Social Service & Guidance
An advice worker helps clients in areas such as benefits, debt and money issues, law and rights, healthcare, and education. The work is challenging and varied with duties that range from interviewing clients, assessing problems and writing reports, to mediating on a client's behalf and providing legal representation at court cases and tribunals.
Other responsibilities include:
- maintaining records and information systems
- compiling statistics
- preparing/distributing publicity materials and displays
- interpreting legislation and researching cases
- referral and liaison with other relevant organisations
Advice workers help people who are often in crisis situations, with very complex problems. This can make the work stressful and emotionally demanding, but at the same time rewarding if a resolution to their problems or a way forward can be found.

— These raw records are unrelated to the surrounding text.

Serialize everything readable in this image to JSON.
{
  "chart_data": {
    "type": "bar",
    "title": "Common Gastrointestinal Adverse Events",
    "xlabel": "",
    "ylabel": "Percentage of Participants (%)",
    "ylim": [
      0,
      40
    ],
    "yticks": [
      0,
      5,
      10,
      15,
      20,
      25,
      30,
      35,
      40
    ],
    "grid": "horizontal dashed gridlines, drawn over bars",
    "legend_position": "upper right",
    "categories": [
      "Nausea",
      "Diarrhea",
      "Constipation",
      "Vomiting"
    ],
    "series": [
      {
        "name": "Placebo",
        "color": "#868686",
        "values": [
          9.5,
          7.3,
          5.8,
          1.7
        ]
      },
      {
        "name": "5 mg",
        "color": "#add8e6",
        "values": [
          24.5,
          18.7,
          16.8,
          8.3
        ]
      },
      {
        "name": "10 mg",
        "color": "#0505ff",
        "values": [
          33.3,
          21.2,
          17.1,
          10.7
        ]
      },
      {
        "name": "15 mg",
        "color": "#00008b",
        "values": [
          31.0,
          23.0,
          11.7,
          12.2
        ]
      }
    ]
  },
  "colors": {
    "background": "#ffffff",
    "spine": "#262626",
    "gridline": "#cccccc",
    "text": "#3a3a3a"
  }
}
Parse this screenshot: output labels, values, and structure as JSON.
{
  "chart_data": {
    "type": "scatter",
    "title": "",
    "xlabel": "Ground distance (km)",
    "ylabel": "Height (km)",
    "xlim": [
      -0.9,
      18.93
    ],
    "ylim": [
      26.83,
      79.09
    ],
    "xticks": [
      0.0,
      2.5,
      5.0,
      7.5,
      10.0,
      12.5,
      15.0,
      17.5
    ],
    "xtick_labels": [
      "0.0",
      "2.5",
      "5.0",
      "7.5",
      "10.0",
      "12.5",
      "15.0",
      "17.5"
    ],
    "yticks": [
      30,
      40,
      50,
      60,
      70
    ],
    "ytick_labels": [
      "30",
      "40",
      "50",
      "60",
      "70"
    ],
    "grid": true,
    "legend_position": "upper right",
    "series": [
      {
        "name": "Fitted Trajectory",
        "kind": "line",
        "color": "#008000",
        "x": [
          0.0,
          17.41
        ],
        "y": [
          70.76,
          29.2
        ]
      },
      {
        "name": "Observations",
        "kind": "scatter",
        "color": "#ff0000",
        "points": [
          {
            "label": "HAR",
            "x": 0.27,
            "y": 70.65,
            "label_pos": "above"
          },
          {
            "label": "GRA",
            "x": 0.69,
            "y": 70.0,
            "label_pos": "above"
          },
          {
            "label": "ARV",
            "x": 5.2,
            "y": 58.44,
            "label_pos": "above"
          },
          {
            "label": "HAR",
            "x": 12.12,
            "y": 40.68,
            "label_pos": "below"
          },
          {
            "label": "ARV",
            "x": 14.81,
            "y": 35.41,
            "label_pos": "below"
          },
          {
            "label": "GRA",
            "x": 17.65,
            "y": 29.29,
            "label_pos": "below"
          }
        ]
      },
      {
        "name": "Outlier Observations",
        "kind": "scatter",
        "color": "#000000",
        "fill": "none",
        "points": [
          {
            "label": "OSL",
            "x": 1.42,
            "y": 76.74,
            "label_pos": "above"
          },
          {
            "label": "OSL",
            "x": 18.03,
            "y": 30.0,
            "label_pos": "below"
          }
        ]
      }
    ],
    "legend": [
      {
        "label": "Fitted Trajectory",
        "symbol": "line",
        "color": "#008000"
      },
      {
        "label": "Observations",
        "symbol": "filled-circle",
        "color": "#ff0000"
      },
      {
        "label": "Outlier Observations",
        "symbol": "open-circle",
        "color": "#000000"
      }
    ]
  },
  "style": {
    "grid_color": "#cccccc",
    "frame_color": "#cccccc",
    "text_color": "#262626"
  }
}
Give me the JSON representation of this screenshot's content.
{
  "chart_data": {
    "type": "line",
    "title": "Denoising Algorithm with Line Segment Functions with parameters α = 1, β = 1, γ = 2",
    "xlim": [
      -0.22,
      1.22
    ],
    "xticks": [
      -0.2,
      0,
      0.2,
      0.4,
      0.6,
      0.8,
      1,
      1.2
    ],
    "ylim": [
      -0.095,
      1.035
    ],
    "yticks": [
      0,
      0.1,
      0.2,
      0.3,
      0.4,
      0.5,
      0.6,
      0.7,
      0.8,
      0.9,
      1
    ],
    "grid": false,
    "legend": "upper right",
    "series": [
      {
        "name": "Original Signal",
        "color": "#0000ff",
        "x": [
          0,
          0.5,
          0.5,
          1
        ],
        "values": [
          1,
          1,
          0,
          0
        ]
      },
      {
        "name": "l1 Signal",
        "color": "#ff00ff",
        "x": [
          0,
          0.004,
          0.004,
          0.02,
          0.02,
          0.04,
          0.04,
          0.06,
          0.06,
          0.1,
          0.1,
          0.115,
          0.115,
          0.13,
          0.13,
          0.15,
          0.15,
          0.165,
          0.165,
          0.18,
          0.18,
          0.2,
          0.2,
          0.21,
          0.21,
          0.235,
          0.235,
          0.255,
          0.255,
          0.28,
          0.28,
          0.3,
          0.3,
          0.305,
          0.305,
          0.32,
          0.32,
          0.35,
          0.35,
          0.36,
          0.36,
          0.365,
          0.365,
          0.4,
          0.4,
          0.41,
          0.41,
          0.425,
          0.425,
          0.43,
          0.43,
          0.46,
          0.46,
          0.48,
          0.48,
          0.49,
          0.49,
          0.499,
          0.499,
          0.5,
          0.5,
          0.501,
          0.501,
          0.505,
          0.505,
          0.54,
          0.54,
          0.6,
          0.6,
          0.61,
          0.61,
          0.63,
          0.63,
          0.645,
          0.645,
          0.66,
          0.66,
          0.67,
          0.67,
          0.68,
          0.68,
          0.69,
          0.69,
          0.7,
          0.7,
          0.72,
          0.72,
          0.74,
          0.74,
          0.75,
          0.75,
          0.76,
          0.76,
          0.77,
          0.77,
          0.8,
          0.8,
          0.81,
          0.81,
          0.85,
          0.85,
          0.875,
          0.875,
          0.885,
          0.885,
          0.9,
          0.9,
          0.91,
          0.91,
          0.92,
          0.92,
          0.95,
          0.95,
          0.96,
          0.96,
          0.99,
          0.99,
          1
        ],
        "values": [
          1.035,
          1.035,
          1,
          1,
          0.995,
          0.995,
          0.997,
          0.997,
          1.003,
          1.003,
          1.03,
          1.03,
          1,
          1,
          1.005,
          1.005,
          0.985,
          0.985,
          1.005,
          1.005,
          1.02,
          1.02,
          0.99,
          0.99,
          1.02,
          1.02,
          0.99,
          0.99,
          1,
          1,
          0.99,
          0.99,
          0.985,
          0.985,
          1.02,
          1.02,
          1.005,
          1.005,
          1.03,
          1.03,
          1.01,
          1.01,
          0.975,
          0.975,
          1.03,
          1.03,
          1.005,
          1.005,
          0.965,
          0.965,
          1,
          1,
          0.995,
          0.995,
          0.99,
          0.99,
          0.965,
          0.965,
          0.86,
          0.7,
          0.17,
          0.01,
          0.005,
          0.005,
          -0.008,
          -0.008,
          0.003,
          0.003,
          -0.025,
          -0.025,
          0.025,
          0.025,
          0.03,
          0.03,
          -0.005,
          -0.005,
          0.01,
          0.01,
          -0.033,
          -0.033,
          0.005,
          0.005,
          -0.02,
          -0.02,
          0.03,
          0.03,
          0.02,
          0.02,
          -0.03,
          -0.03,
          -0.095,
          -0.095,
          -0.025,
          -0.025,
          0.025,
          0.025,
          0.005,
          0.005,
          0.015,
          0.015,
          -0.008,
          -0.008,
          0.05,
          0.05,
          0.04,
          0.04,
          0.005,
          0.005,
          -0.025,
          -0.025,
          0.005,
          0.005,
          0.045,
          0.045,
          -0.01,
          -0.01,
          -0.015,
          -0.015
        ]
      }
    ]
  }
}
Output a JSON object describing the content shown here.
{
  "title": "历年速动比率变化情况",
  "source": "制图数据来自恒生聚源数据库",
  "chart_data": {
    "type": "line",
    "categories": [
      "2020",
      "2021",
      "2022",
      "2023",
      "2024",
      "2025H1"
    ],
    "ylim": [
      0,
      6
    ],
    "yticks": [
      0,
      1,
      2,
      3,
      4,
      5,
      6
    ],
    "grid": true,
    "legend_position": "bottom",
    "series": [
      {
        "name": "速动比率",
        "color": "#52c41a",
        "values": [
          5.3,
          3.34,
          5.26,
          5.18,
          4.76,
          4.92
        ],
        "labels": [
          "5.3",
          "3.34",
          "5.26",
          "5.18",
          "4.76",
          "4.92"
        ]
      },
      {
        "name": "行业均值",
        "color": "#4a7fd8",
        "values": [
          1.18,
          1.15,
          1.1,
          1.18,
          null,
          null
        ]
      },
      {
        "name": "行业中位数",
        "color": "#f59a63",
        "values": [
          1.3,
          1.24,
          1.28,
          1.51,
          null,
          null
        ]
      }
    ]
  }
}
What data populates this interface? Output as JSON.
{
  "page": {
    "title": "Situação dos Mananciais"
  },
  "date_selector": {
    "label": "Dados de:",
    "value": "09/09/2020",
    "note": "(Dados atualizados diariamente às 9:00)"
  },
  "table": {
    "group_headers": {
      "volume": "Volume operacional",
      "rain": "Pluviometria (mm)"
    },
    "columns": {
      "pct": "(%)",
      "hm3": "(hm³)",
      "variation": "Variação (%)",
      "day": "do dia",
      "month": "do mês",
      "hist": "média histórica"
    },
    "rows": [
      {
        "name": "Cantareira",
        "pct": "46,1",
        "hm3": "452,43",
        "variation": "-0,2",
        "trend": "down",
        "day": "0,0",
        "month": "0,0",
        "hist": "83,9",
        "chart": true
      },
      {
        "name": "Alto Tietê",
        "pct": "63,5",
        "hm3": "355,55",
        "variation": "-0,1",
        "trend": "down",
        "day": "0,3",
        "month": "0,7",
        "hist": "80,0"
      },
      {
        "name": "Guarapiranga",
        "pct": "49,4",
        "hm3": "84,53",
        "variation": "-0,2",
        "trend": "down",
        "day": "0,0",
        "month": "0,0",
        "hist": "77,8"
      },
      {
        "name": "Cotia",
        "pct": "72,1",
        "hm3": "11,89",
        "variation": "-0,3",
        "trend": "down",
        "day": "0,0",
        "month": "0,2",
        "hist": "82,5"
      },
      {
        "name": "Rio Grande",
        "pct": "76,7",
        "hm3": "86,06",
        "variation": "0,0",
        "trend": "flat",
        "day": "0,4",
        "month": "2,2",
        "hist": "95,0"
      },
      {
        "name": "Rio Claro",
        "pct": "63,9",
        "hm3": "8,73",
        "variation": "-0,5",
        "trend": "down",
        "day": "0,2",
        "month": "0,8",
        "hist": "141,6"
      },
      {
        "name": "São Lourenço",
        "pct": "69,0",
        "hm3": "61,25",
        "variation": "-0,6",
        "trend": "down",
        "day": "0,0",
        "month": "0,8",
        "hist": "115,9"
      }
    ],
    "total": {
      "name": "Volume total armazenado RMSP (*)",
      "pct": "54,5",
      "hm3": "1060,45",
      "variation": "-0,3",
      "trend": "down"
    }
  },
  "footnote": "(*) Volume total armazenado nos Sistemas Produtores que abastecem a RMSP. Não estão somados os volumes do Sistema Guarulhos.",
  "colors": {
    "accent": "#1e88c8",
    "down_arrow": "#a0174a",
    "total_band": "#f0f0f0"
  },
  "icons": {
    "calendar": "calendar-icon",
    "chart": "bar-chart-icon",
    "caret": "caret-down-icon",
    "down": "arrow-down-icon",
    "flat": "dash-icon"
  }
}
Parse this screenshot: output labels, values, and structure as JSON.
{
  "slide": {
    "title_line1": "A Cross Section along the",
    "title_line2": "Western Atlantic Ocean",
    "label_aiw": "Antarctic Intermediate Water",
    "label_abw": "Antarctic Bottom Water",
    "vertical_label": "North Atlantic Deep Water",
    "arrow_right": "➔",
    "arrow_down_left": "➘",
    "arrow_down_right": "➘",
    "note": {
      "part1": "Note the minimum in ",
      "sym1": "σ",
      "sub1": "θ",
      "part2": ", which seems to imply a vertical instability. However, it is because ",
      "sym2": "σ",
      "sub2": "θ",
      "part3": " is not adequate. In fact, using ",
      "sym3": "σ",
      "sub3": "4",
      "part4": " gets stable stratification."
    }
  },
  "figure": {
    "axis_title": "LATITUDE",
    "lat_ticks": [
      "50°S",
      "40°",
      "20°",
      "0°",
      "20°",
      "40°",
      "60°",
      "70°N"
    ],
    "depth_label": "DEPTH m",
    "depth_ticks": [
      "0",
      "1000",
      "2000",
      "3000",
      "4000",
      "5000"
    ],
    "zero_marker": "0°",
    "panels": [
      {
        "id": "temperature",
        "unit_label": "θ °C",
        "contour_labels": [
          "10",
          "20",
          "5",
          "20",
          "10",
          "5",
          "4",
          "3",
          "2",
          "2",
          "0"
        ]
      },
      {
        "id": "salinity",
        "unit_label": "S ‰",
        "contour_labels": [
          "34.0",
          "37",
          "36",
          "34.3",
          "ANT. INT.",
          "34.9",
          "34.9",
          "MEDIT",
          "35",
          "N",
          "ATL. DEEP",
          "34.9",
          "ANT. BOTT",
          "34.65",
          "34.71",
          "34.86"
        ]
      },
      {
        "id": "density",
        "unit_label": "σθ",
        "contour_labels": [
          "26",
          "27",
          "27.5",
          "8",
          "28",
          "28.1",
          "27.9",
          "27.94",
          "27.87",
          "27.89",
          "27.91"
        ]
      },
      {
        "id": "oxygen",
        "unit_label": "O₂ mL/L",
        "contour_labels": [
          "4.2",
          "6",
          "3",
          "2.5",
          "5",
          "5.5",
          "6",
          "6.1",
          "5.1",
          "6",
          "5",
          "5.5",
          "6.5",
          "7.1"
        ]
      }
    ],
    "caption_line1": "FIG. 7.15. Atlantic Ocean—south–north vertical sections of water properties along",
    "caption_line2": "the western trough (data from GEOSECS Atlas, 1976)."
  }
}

Personal Qualities and Skills
Key skills for advice workers
- Verbal and written communication skills
Pay And Opportunities
Typical employers of advice workers
- Citizens Advice
- Neighbourhood Advice Centres
- The National Health Service (NHS)
- Universities and other institutions
- Other voluntary and charitable organisations
Vacancies are advertised in local, regional and national newspapers, and through AdviceUK and the Citizens Advice. Speculative approaches to employers are advisable, particularly for work experience placements.
Qualifications and training required
Personality and relevant experience are usually more important than qualifications, although a degree in law, counselling, guidance, psychology, education, social or community work, public administration or social sciences can be helpful. The route is open to non-graduates as well as graduates.